Our January 2016 medical mission trip marked the 10th anniversary of my first trip to Haiti. During those first few years it was always a culture shock as I entered Haiti and dealt with the cacophony of noise, the smells of burning garbage and rotting fruit and the difference in hospital resources. More recently, I have found it easier to slip into my role as a temporary physician in Haiti and harder to re-enter the physical and psychological world of American healthcare. As pictures are often louder than words, I will use them to illustrate the differences between the two healthcare systems.
Providing health care in Haiti, though limited in scope, is sorely appreciated by the people who often wait months to collect enough funds to afford a surgery and then for a surgical team to arrive. They arrive on the designated day of surgery waiting in line to be examined by the “blanc” doctors and then waiting some more for their surgery.
While we are busy in the operating room performing the surgery, the family is busy preparing the patients room for their arrival immediately after surgery. The family is responsible for providing sheets and pillows, food and a bedpan as the hospital does not have adequate bathroom facilities for patients and their families.
As there are few nurses available, families often sleep on the floor by the patients bed so that they can be available to help with feeding and getting the patient out of bed.
Most American patients expect a private room and bathroom when in the hospital. Our post -op rooms have 3 narrowly spaced beds and are filled on a first come, first serve basis. This means that there could be both men and women in the same room as well as multiple family members. The wall sockets are usually stacked with cell phone chargers.
Although this may look chaotic, there is a semblance of order that runs throughout our day. Potential surgical patients are screened in the morning with surgeries starting around 10 am and lasting until 5-6 pm. Emergencies are triaged as they are sent from clinic and when one of the surgeons is between cases. We make surgical rounds in the early morning and again after dinner, doling out pain medications and encouraging patients to eat and walk. Haiti has no electronic medical record. While I am sure that some American doctors would whoop with glee at this announcement, it is beyond irritating to write the same operative note three times in three different places while trying to gather patient clipboards from the nurses station and around the ward.
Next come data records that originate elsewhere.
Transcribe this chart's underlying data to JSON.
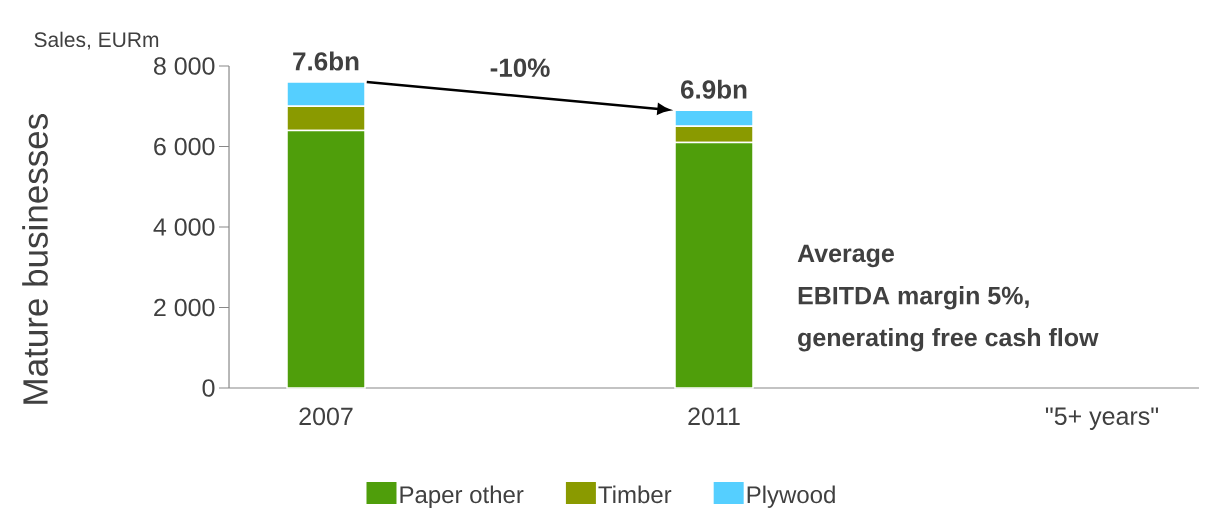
{
  "chart_data": {
    "type": "bar",
    "stacked": true,
    "title": "Mature businesses",
    "ylabel": "Sales, EURm",
    "categories": [
      "2007",
      null,
      "2011",
      null,
      "\"5+ years\""
    ],
    "series": [
      {
        "name": "Paper other",
        "color": "#4f9e0b",
        "values": [
          6400,
          null,
          6100,
          null,
          null
        ]
      },
      {
        "name": "Timber",
        "color": "#8a9a00",
        "values": [
          600,
          null,
          400,
          null,
          null
        ]
      },
      {
        "name": "Plywood",
        "color": "#55cfff",
        "values": [
          600,
          null,
          400,
          null,
          null
        ]
      }
    ],
    "totals": [
      "7.6bn",
      null,
      "6.9bn",
      null,
      null
    ],
    "ylim": [
      0,
      8000
    ],
    "yticks": [
      0,
      {
        "value": 2000,
        "label": "2 000"
      },
      {
        "value": 4000,
        "label": "4 000"
      },
      {
        "value": 6000,
        "label": "6 000"
      },
      {
        "value": 8000,
        "label": "8 000"
      }
    ],
    "annotations": [
      "-10%",
      "Average",
      "EBITDA margin 5%,",
      "generating free cash flow"
    ],
    "legend": "bottom",
    "grid": false
  }
}
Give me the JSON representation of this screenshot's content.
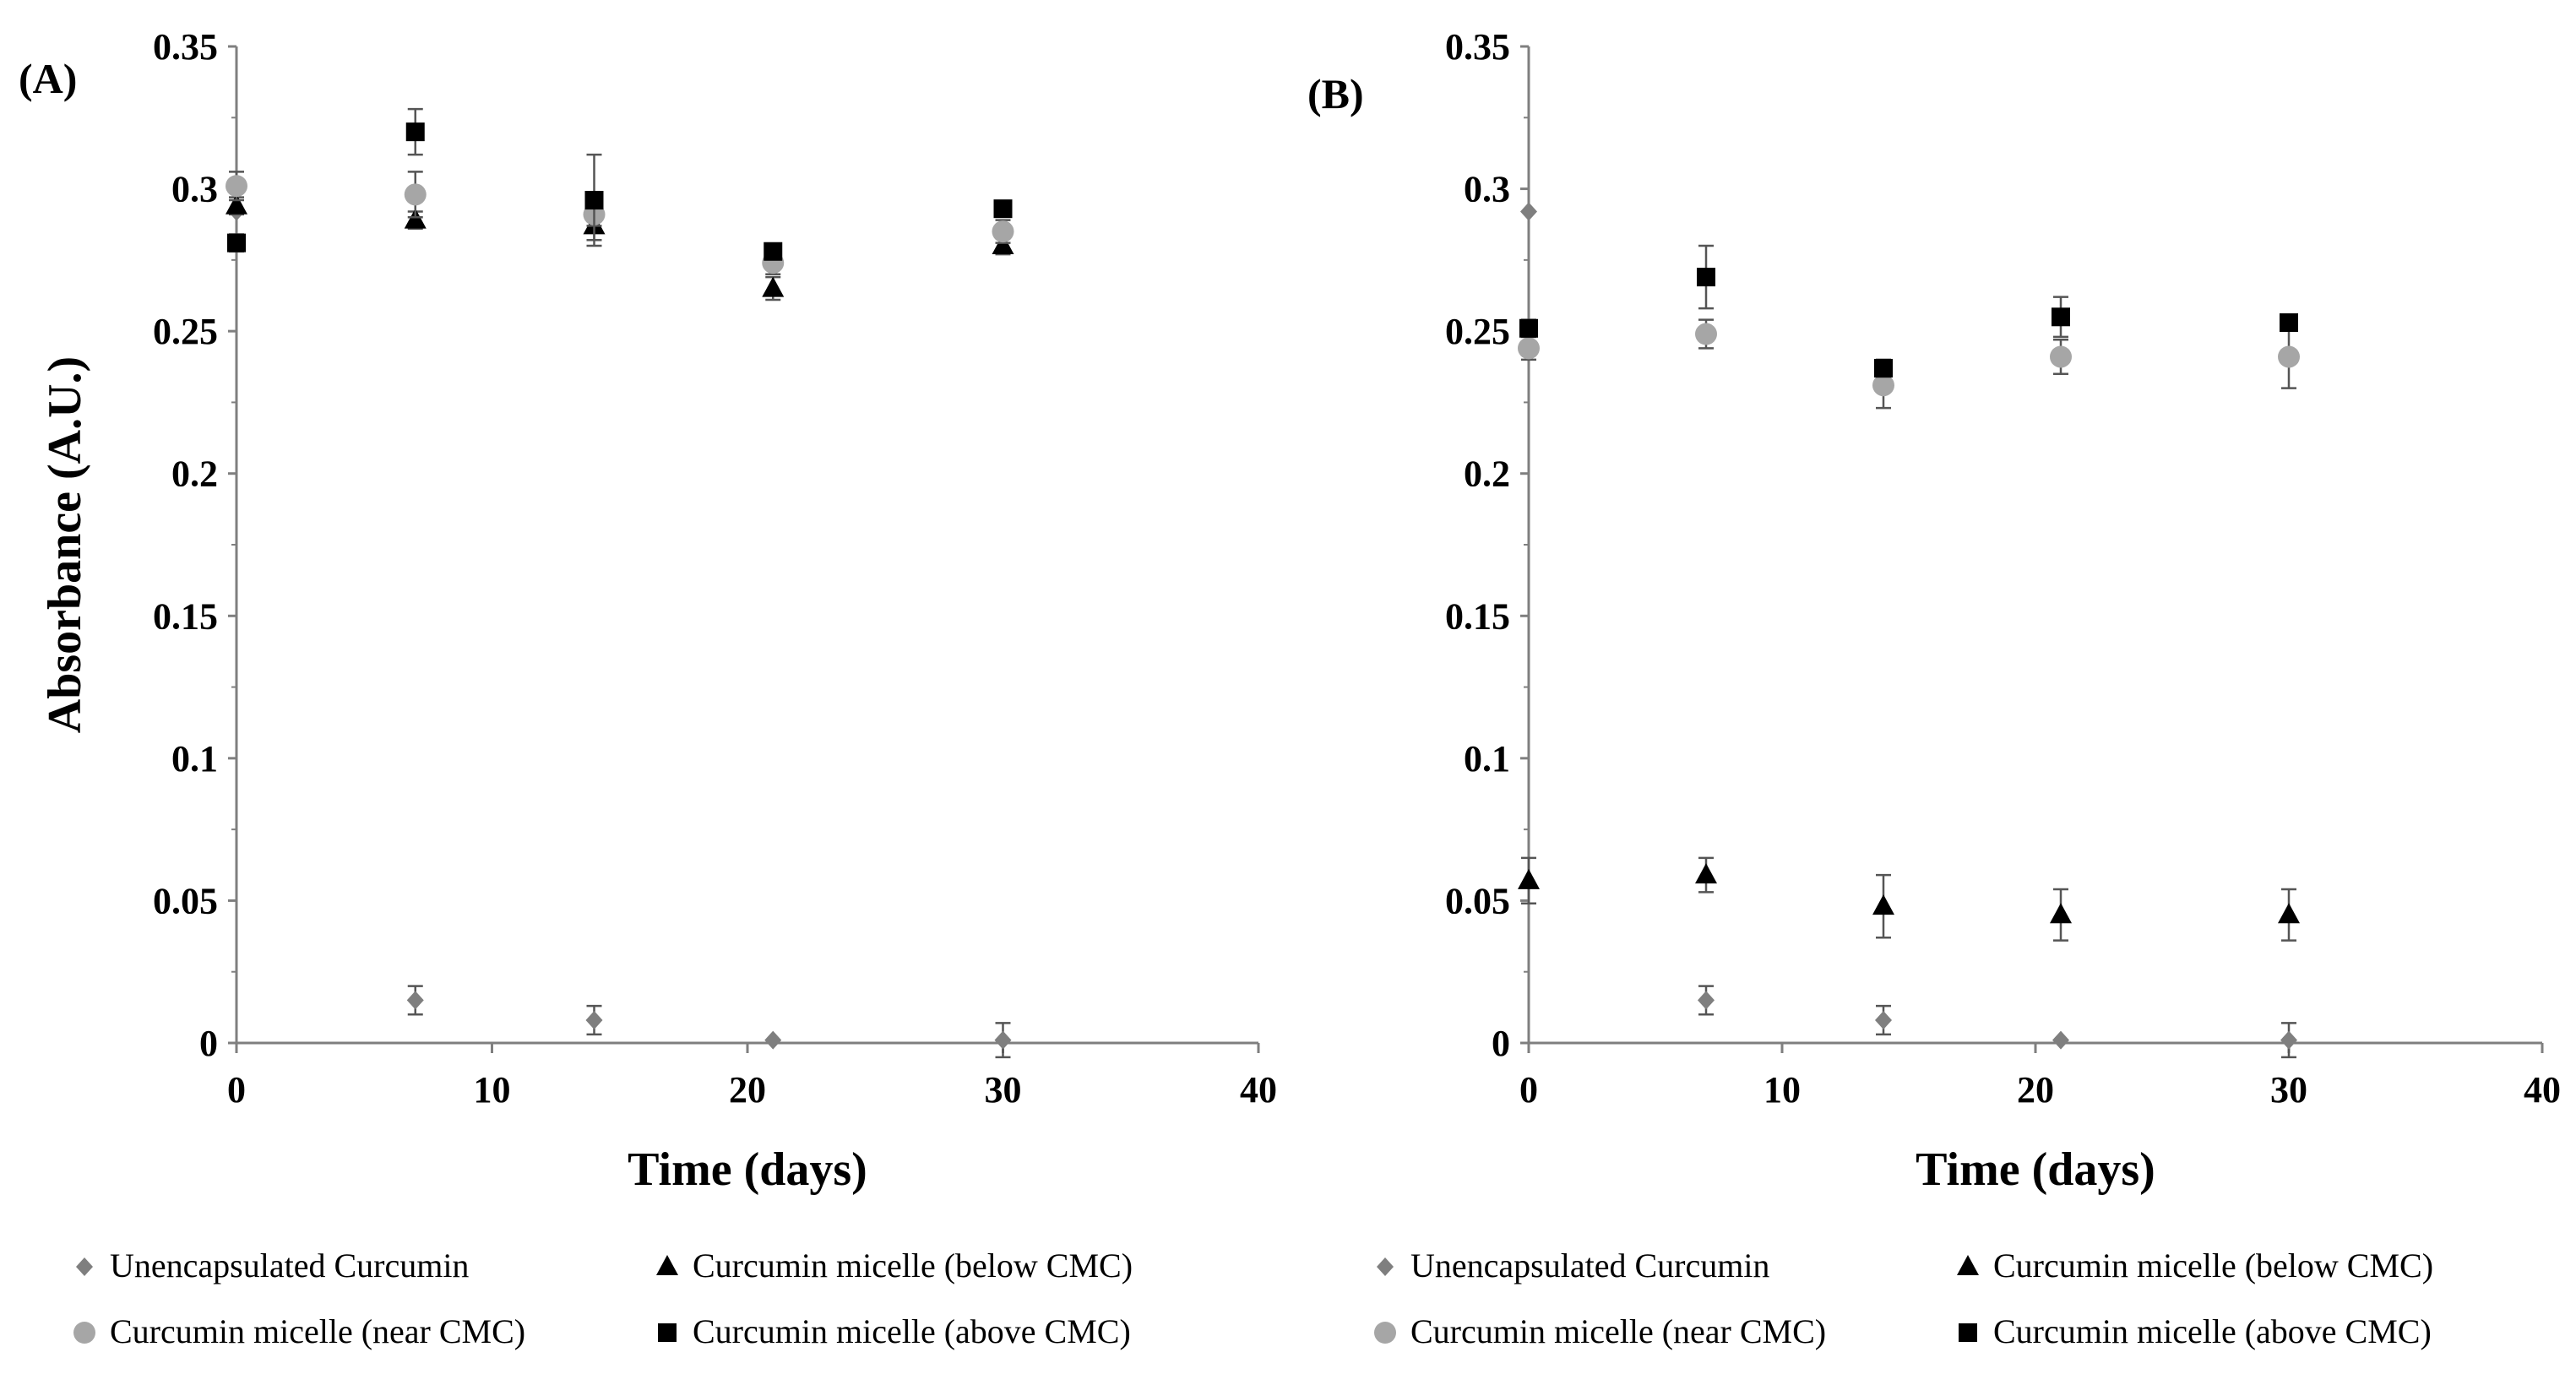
{
  "chart_data": [
    {
      "type": "scatter",
      "panel_label": "(A)",
      "xlabel": "Time (days)",
      "ylabel": "Absorbance (A.U.)",
      "xlim": [
        0,
        40
      ],
      "ylim": [
        0,
        0.35
      ],
      "x_ticks": [
        0,
        10,
        20,
        30,
        40
      ],
      "x_tick_labels": [
        "0",
        "10",
        "20",
        "30",
        "40"
      ],
      "y_ticks": [
        0,
        0.05,
        0.1,
        0.15,
        0.2,
        0.25,
        0.3,
        0.35
      ],
      "y_tick_labels": [
        "0",
        "0.05",
        "0.1",
        "0.15",
        "0.2",
        "0.25",
        "0.3",
        "0.35"
      ],
      "legend_position": "bottom",
      "series": [
        {
          "name": "Unencapsulated Curcumin",
          "marker": "diamond",
          "color": "#7f7f7f",
          "x": [
            0,
            7,
            14,
            21,
            30
          ],
          "y": [
            0.292,
            0.015,
            0.008,
            0.001,
            0.001
          ],
          "err": [
            0,
            0.005,
            0.005,
            0,
            0.006
          ]
        },
        {
          "name": "Curcumin micelle (below CMC)",
          "marker": "triangle",
          "color": "#000000",
          "x": [
            0,
            7,
            14,
            21,
            30
          ],
          "y": [
            0.294,
            0.289,
            0.287,
            0.265,
            0.28
          ],
          "err": [
            0.003,
            0.003,
            0.005,
            0.004,
            0.003
          ]
        },
        {
          "name": "Curcumin micelle (near CMC)",
          "marker": "circle",
          "color": "#a6a6a6",
          "x": [
            0,
            7,
            14,
            21,
            30
          ],
          "y": [
            0.301,
            0.298,
            0.291,
            0.274,
            0.285
          ],
          "err": [
            0.005,
            0.008,
            0.004,
            0.004,
            0.004
          ]
        },
        {
          "name": "Curcumin micelle (above CMC)",
          "marker": "square",
          "color": "#000000",
          "x": [
            0,
            7,
            14,
            21,
            30
          ],
          "y": [
            0.281,
            0.32,
            0.296,
            0.278,
            0.293
          ],
          "err": [
            0.003,
            0.008,
            0.016,
            0.002,
            0.002
          ]
        }
      ]
    },
    {
      "type": "scatter",
      "panel_label": "(B)",
      "xlabel": "Time (days)",
      "ylabel": "",
      "xlim": [
        0,
        40
      ],
      "ylim": [
        0,
        0.35
      ],
      "x_ticks": [
        0,
        10,
        20,
        30,
        40
      ],
      "x_tick_labels": [
        "0",
        "10",
        "20",
        "30",
        "40"
      ],
      "y_ticks": [
        0,
        0.05,
        0.1,
        0.15,
        0.2,
        0.25,
        0.3,
        0.35
      ],
      "y_tick_labels": [
        "0",
        "0.05",
        "0.1",
        "0.15",
        "0.2",
        "0.25",
        "0.3",
        "0.35"
      ],
      "legend_position": "bottom",
      "series": [
        {
          "name": "Unencapsulated Curcumin",
          "marker": "diamond",
          "color": "#7f7f7f",
          "x": [
            0,
            7,
            14,
            21,
            30
          ],
          "y": [
            0.292,
            0.015,
            0.008,
            0.001,
            0.001
          ],
          "err": [
            0,
            0.005,
            0.005,
            0,
            0.006
          ]
        },
        {
          "name": "Curcumin micelle (below CMC)",
          "marker": "triangle",
          "color": "#000000",
          "x": [
            0,
            7,
            14,
            21,
            30
          ],
          "y": [
            0.057,
            0.059,
            0.048,
            0.045,
            0.045
          ],
          "err": [
            0.008,
            0.006,
            0.011,
            0.009,
            0.009
          ]
        },
        {
          "name": "Curcumin micelle (near CMC)",
          "marker": "circle",
          "color": "#a6a6a6",
          "x": [
            0,
            7,
            14,
            21,
            30
          ],
          "y": [
            0.244,
            0.249,
            0.231,
            0.241,
            0.241
          ],
          "err": [
            0.004,
            0.005,
            0.008,
            0.006,
            0.011
          ]
        },
        {
          "name": "Curcumin micelle (above CMC)",
          "marker": "square",
          "color": "#000000",
          "x": [
            0,
            7,
            14,
            21,
            30
          ],
          "y": [
            0.251,
            0.269,
            0.237,
            0.255,
            0.253
          ],
          "err": [
            0.003,
            0.011,
            0.003,
            0.007,
            0.002
          ]
        }
      ]
    }
  ]
}
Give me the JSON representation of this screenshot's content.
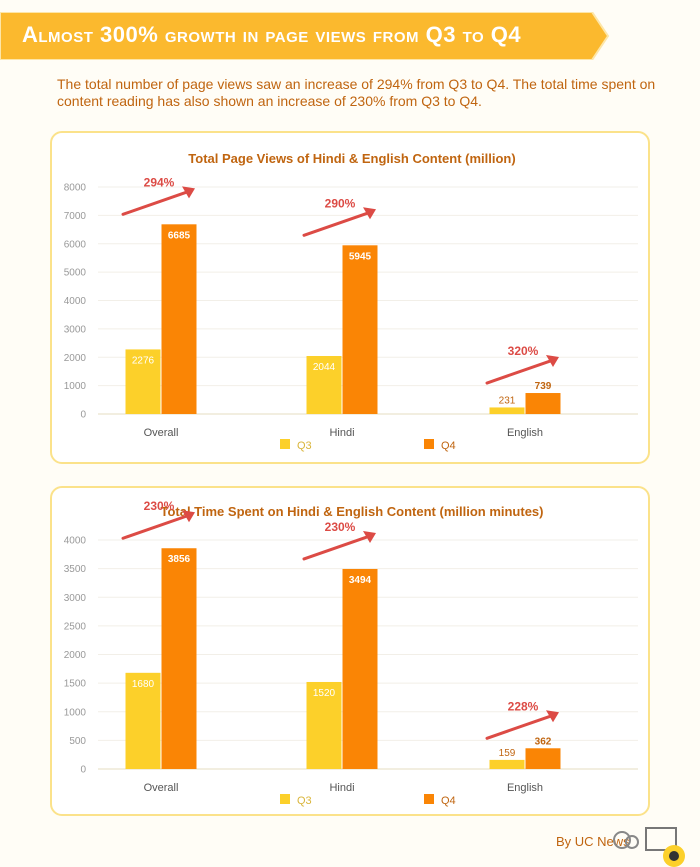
{
  "header": {
    "title": "Almost 300% growth in page views from Q3 to Q4"
  },
  "intro": "The total number of page views saw an increase of 294% from Q3 to Q4. The total time spent on content reading has also shown an increase of 230% from Q3 to Q4.",
  "footer": {
    "credit": "By UC News"
  },
  "colors": {
    "banner": "#fbb92e",
    "q3": "#fcd02a",
    "q4": "#fa8505",
    "arrow": "#dc4b45",
    "title": "#c06510",
    "text": "#555555"
  },
  "chart_data": [
    {
      "type": "bar",
      "title": "Total Page Views  of Hindi & English Content (million)",
      "categories": [
        "Overall",
        "Hindi",
        "English"
      ],
      "series": [
        {
          "name": "Q3",
          "values": [
            2276,
            2044,
            231
          ]
        },
        {
          "name": "Q4",
          "values": [
            6685,
            5945,
            739
          ]
        }
      ],
      "growth": [
        "294%",
        "290%",
        "320%"
      ],
      "ylim": [
        0,
        8000
      ],
      "yticks": [
        0,
        1000,
        2000,
        3000,
        4000,
        5000,
        6000,
        7000,
        8000
      ],
      "grid": true,
      "legend": "bottom"
    },
    {
      "type": "bar",
      "title": "Total Time Spent on Hindi & English Content (million minutes)",
      "categories": [
        "Overall",
        "Hindi",
        "English"
      ],
      "series": [
        {
          "name": "Q3",
          "values": [
            1680,
            1520,
            159
          ]
        },
        {
          "name": "Q4",
          "values": [
            3856,
            3494,
            362
          ]
        }
      ],
      "growth": [
        "230%",
        "230%",
        "228%"
      ],
      "ylim": [
        0,
        4000
      ],
      "yticks": [
        0,
        500,
        1000,
        1500,
        2000,
        2500,
        3000,
        3500,
        4000
      ],
      "grid": true,
      "legend": "bottom"
    }
  ]
}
Privacy in the US medical system is a sacred law known as HIPPA and one that has serious consequences if violated. Privacy in Haiti can be difficult when rounds are made in a three bed ward with family members of each patient listening in to our conversations. That doesn’t include the numerous visitors in the courtyard that can look in thru the open air windows.
By the end of a 5 day surgical week, we have usually performed 40-50 operations. Some of these surgeries are lifesaving, while the majority improve quality of life. Our complications are no greater than in the US and outcomes just as favorable. We use far less resources with only minimal lab tests available and no blood bank. I am exhausted, my feet ache from standing on the concrete floors and my back is sore from the uncomfortable beds. And yet, the satisfaction and feeling my heart full is so much more than I feel at the end of a week of work in the US.
Now I find re-entry into the hospitals of the US more disturbing than my week in Haiti. The amount of waste that occurs on a daily basis with medical equipment in this country is mind boggling and one of which we should be ashamed. Surgeons demanding expensive instruments and multiple suture choices are difficult to listen to. Most patients are appreciative of the care they receive, but wouldn’t be able to grasp wait times and lack of access to healthcare that is present in the developing world. Thankfully, the end of each Haiti trip brings with it plans and ideas for the next trip.